Isso ocorre, porque, ao preencher credenciais automaticamente, o gerenciador de senhas verifica a URL real da página, e não aquilo que parece estar na barra de endereço ou o que a interface visual mostra. Diferentemente de um usuário humano, não é possível enganar um gerenciador de senhas por meio de técnicas como browser-in-the-browser, domínios com pequenas variações ortográficas (typosquatting) ou formulários de phishing ocultos em anúncios e pop-ups. A regra é simples: se o gerenciador de senhas oferecer o preenchimento automático de login e senha, você está em um site para o qual já salvou credenciais. Se ele permanecer silencioso, há um forte indício de que algo está errado.

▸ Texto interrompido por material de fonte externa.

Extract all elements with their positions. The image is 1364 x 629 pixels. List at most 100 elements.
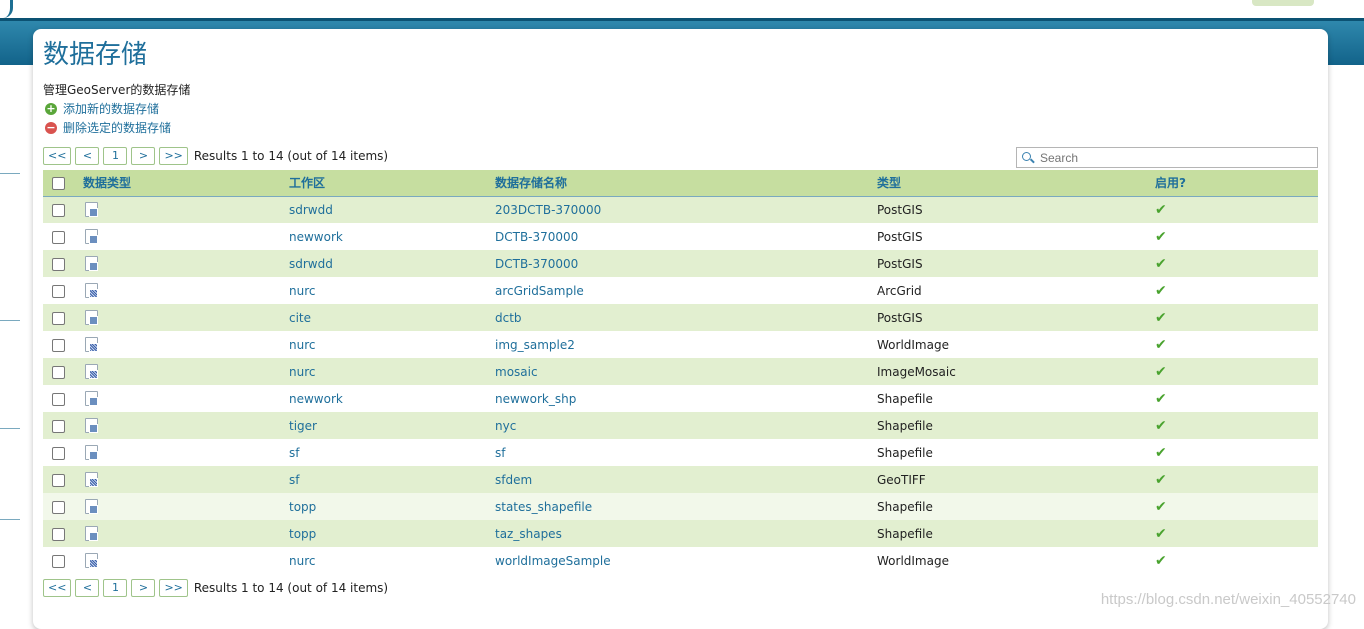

Além disso, seguir algumas recomendações clássicas de segurança digital ajuda a se proteger contra phishing ou, pelo menos, reduzir os danos caso um ataque seja bem-sucedido:

  • Ative a autenticação em dois fatores (2FA) em todas as contas que suportam esse recurso. Idealmente, utilize códigos temporários gerados por um aplicativo autenticador dedicado como segundo fator. Isso ajuda a evitar golpes de phishing que interceptam códigos de confirmação enviados por SMS, aplicativos de mensagem ou e-mail. Leia mais sobre 2FA de código único em nosso post dedicado.
  • Utilize chaves de acesso. A opção de login com chave de acesso também pode indicar que você está em um site legítimo. Aprenda tudo sobre o que são chaves de acesso e como começar a usá-las em nossa análise aprofundada sobre essa tecnologia.
  • Crie senhas únicas e complexas para todas as contas. Faça o que fizer, nunca reutilize a mesma senha em contas diferentes. Recentemente explicamos em nosso blog o que torna uma senha realmente forte. Gerar combinações únicas, sem precisar memorizá-las, KPMé a melhor opção. Como benefício adicional, também pode gerar códigos temporários para autenticação em dois fatores, armazenar suas chaves de acesso e sincronizar suas senhas e arquivos entre seus diferentes dispositivos.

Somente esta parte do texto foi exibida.